Cumhuriyet Halk Partisi Merkez İlçe Başkanı Ali Uyanık, son bir yıllık süreci değerlendirdiği basın toplantısında pandemi ile birlikte yaşanan sorunlara değindi. Açıklama sonunda gazetecilerin de sorularını yanıtlayan Uyanık, geçtiğimiz gün yaşanan Boğaziçi Üniversitesi protestosuna da değinerek‘’ ‘’Burası barışın kenti bağırışın kenti oldu’’ dedi.

İlçe kongresinin ardından başkan seçilen Merkez İlçe Başkanı Ali Uyanık, yönetim Kurulu üyeleri ile bir basın açıklaması gerçekleştirerek 2 Şubat 2020 yılında gerçekleştirilen İlçe Kongresinin ardından geçen bir yıllık süreci değerlendirdi.  

‘’ÖLEN ÖLÜR KALAN SAĞLAR BİZİMDİR ANLAYIŞI İLE AŞILAMA SÜRDÜRÜLÜYOR’’
Merkez İlçe Başkanı Ali Uyanık yaptığı açıklamada zorlu geçen bir yıllık sürece değinerek, “İlçe kongresini yaptığımız 2 Şubat 2020’den bu yana  yaklaşık bir yılımızı doldurduk.  Zaman çok hızlı geçiyor demeden bu yıl da hem çok yavaş, hem çok ağır, hem de çok üzücü geçiyor.  İlçe Kongremizi yaptığımız o süreçten bu yana takiben 23 Şubatta İl Kongremizi, pandemi şartlarından dolayı ertelenen ve 26 Temmuz 2020’de  37. Olağan Kurultayımızı yaparak  parti içi seçimler sürecini tamamladık.  Bu arada Mart ayı itibari ile ülkemizde de ortaya çıkan  Covid-19 vakaları ile maalesef , zaten sıkıntılı olan yaşam, iş, çalışma hayatı,  her alanda sekteler olmaya başladı.  Yönetimdeki bu durum ve tecrübesizliği de kaldıramayacak bu durum  5 maskenin dağıtılamaması,  hali hazırda dünyada bir aşılama süreci var. Çünkü kalıcı çözümün aşı olduğunu biliyoruz.  Hali hazırda Çanakkale’de kaç kişi aşılandı, kaç kişi aşılama programına alındı, bu takvim ne zaman gerçekleştirilecek bunları bilmiyoruz.  Çanakkale’de Pandeminin başlangıcından bu yana  kaç kişinin hayatını kaybettiğini  bilmiyoruz.  Yani hayatı olduğu gibi göstermek var,  hayatın gerçekleri var, bunlarla yüzleşmek ve çözüm üretmek var. Bir de kendilerine göre oluşturdukları bir yapay dünyayı insanların kabul etmesini  dayatmak var.  Biz de maalesef bu iki yüzlülüğü dayatmayla karşı karşıyayız.  Siz Basın mensupları her yerde, toplu ortamlarda, röportajlarda olmak zorundasınız ama risk grubunda değilsiniz.  Ölen ölür kalan sağlar bizimdir anlayışı ile aşılama sürdürülüyor. Ama bu  ülkenin insanı bunu sürdürülebilirlikten çıkararak geleceğini bilerek yaşamını sürdürmek istiyor bu da en doğal hakkı.  Dolayısı ile Pandemi sürecinde aşılama takviminin net, şeffaf, en azından bundan sonraki kısım ile ilgili açık ve net olmasını bekliyoruz” dedi.

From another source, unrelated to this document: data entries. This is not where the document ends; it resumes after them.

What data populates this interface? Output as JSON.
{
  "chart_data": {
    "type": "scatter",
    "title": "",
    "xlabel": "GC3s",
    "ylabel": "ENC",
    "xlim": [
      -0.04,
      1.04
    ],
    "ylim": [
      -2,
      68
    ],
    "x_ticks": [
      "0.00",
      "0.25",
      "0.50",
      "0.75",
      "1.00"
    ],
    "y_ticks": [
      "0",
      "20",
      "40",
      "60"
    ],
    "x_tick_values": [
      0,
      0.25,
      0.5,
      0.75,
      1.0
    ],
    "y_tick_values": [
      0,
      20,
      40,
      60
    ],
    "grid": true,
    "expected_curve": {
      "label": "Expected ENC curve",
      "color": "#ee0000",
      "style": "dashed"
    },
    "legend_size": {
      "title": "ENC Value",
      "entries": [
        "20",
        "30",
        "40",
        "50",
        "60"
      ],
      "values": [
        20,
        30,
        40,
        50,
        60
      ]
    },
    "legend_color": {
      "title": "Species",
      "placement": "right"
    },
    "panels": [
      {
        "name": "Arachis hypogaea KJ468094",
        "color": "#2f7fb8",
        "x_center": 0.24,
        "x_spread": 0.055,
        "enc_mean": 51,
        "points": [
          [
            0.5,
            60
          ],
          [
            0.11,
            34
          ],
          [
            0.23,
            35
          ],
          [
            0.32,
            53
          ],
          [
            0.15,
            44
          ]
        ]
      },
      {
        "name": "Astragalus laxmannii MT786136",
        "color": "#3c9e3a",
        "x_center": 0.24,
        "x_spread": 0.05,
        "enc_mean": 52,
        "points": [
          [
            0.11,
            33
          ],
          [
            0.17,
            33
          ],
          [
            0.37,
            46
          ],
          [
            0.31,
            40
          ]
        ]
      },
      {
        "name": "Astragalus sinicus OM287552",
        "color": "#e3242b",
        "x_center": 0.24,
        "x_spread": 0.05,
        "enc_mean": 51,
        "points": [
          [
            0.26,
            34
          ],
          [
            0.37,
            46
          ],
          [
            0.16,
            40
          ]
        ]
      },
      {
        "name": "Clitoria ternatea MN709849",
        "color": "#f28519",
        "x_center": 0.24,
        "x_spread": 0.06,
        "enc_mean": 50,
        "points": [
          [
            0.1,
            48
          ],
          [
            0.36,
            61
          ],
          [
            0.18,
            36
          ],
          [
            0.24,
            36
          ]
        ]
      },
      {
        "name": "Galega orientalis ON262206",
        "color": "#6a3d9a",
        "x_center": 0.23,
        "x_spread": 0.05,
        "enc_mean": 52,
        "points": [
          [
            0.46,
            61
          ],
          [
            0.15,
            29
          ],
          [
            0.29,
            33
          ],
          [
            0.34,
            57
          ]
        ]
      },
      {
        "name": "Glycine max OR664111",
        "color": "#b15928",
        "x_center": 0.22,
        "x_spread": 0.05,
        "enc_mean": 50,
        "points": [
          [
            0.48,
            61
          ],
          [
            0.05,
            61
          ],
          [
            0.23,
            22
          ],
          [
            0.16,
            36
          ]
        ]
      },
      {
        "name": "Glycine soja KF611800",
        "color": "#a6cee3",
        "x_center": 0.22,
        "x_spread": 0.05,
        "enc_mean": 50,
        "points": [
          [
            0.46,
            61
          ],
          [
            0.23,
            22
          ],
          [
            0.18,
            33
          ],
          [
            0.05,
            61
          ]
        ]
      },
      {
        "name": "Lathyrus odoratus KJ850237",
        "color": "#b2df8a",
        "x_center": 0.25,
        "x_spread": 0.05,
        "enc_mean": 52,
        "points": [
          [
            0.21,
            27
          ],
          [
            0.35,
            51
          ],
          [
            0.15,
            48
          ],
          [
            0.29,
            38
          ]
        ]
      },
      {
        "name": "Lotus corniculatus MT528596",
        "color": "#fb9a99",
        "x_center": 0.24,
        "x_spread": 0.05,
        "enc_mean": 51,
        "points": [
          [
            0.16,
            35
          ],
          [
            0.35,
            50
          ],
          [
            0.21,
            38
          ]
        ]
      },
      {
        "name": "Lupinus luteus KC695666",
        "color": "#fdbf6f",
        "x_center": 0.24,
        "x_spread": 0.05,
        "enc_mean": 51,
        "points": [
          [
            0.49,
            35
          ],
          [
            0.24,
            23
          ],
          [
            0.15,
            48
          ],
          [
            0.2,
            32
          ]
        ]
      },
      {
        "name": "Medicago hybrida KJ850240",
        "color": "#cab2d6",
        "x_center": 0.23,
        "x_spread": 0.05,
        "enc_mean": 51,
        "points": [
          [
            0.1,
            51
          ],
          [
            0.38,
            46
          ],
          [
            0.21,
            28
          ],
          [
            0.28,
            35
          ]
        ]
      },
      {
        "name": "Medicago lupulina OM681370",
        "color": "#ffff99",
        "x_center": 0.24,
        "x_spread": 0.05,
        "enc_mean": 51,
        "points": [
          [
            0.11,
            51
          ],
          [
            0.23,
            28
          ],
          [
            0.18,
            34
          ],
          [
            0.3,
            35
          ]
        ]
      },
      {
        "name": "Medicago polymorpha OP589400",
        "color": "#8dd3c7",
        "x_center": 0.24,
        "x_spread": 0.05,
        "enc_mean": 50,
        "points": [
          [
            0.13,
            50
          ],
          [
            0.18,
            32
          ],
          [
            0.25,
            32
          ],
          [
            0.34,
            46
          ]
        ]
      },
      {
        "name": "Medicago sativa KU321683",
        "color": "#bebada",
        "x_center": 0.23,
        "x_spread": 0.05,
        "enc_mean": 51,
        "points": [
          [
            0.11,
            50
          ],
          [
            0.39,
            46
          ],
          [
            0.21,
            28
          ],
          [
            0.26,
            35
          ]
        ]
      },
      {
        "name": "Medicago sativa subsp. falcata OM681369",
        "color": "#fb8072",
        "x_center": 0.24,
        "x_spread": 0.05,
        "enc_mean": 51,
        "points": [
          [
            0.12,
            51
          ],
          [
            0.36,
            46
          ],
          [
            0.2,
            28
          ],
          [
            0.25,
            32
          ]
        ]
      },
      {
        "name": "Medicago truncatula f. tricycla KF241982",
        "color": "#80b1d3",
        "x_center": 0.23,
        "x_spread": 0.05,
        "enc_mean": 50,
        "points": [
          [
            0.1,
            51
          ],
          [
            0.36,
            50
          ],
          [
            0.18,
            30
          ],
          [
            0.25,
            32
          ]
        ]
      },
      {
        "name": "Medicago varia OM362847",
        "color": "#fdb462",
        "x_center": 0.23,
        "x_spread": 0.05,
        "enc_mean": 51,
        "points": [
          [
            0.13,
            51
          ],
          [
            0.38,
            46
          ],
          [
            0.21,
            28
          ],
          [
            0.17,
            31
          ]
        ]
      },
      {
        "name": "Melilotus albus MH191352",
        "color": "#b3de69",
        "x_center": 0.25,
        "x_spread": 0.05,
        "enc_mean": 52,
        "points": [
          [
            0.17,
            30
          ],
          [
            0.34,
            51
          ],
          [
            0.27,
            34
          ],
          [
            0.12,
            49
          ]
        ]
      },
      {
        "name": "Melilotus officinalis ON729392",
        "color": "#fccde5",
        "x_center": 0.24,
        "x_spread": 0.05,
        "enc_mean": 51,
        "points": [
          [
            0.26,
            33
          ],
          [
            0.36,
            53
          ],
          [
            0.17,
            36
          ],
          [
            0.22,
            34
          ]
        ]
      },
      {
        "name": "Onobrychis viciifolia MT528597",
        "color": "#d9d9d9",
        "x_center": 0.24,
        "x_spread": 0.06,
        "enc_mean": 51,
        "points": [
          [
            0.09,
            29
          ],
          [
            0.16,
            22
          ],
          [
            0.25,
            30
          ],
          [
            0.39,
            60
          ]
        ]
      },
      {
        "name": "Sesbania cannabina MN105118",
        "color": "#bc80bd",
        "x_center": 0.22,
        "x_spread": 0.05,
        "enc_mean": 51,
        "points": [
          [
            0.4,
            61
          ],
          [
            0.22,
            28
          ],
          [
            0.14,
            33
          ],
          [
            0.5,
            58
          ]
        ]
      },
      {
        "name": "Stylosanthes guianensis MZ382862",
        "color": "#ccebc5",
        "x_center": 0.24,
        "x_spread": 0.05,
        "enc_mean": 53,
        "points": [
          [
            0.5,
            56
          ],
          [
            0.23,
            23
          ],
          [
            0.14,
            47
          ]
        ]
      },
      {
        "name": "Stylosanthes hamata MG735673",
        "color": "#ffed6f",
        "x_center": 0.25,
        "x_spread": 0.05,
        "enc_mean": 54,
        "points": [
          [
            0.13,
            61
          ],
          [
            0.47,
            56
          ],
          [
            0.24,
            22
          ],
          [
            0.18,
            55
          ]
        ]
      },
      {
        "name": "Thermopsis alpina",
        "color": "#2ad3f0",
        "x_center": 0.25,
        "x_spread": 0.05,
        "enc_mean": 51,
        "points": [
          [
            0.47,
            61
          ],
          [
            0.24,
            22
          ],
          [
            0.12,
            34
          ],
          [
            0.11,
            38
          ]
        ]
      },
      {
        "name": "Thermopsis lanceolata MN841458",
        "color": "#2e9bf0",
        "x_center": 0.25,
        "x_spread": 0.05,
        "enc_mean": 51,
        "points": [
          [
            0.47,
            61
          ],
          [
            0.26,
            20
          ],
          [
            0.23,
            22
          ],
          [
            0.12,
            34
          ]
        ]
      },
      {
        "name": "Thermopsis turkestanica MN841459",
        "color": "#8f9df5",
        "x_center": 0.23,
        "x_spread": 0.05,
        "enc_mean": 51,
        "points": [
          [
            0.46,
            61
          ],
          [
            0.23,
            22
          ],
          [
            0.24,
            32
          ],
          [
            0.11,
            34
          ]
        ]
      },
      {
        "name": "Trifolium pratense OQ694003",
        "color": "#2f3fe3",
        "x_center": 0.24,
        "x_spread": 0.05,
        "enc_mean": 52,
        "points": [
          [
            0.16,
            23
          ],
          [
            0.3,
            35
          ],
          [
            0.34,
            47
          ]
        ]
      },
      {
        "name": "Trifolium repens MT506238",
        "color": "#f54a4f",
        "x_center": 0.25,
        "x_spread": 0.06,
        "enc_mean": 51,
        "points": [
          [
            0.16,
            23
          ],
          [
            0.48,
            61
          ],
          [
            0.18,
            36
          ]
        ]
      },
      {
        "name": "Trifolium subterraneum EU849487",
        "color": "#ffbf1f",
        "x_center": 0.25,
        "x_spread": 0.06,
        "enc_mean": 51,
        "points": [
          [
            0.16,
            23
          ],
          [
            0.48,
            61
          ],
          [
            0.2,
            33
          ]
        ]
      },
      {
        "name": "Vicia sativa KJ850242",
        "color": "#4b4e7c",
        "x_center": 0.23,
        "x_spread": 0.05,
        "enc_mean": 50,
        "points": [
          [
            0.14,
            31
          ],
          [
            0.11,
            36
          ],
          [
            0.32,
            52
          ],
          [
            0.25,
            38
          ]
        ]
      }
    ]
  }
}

Uyanık “Pandemi sürecinde en üst kurum Bilim Kurulu, oluşturulduğunda ülkenin kendi branşında bu salgını en sağlıklı şekilde yürütüleceği düşünülen birikimli insanlar aracılığıyla bu iş organize edildi.  Ancak bunun içinde Türk Tabipler Birliği yok,  Türk Diş Hekimleri Birliği yok,  Türk Eczacılar Birliği yok. Yani sağlık çalışanlarının temsili olduğu meslek örgütleri temsil edilmiyor.  Bir işin öznesi olup da oranın en üst temsil organının olmadığı bir yönetim anlayışı,  sanırım bu dünyada pek az ülkeye nasip oldu.  Bunlardan bir tanesi de bizim ülkemiz” diye konuştu.  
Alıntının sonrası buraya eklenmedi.